Subject to certain limited exceptions specified in Rule 10b5-1, an Access Person may not have more than one Rule 10b5-1 trading plan in effect at any same time.
Subject to certain limited exceptions specified in Rule 10b5-1, an Access Person may only enter into a Rule 10b5-1 trading plan that is designed to effect an open market purchase or sale of the total amount of securities subject to the Rule 10b5-1 trading plan as a single transaction (a “single-transaction plan”) if the Access Person has not entered into a “single-transaction plan” in the prior 12 months.
The Access Person must act in good faith with respect to a Rule 10b5-1 trading plan.

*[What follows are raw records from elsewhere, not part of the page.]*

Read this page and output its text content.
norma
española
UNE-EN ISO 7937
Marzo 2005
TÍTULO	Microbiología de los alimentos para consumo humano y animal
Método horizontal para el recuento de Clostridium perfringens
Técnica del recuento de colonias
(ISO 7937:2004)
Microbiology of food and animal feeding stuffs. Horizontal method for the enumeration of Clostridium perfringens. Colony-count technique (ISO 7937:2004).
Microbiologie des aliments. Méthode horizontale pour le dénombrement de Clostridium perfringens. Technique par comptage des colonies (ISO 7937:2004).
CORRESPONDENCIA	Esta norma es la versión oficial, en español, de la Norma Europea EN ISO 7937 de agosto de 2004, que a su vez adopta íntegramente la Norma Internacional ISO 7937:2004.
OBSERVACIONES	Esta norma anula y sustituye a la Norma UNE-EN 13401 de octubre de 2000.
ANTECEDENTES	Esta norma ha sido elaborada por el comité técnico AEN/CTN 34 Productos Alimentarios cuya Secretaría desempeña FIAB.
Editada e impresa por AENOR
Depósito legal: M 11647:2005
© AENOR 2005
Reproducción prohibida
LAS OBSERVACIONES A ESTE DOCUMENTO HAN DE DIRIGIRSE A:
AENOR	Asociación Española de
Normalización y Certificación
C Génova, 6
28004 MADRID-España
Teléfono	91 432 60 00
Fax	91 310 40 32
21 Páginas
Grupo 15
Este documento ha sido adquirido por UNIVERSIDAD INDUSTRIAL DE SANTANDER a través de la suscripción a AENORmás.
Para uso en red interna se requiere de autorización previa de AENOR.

A Rule 10b5-1 trading plan cannot be entered into as part of a plan or scheme to evade the prohibitions of Rule 10b-5.
Section 16 Persons must include a representation in the Rule 10b5-1 trading plan that (i) the person is not aware of material nonpublic information about the Company or Company securities and (ii) the person is adopting the plan in good faith and not as part of plan or scheme to evade the prohibitions of Rule 10b-5.
The Company and the Section 16 Persons must make certain disclosures in SEC filings concerning Rule 10b5-1 trading plan. Accordingly, such directors and officers must provide any information requested by the Company regarding Rule 10b5-1 trading plan for the purpose of providing the required disclosures or any other disclosures that the Company deems to be appropriate under the circumstances.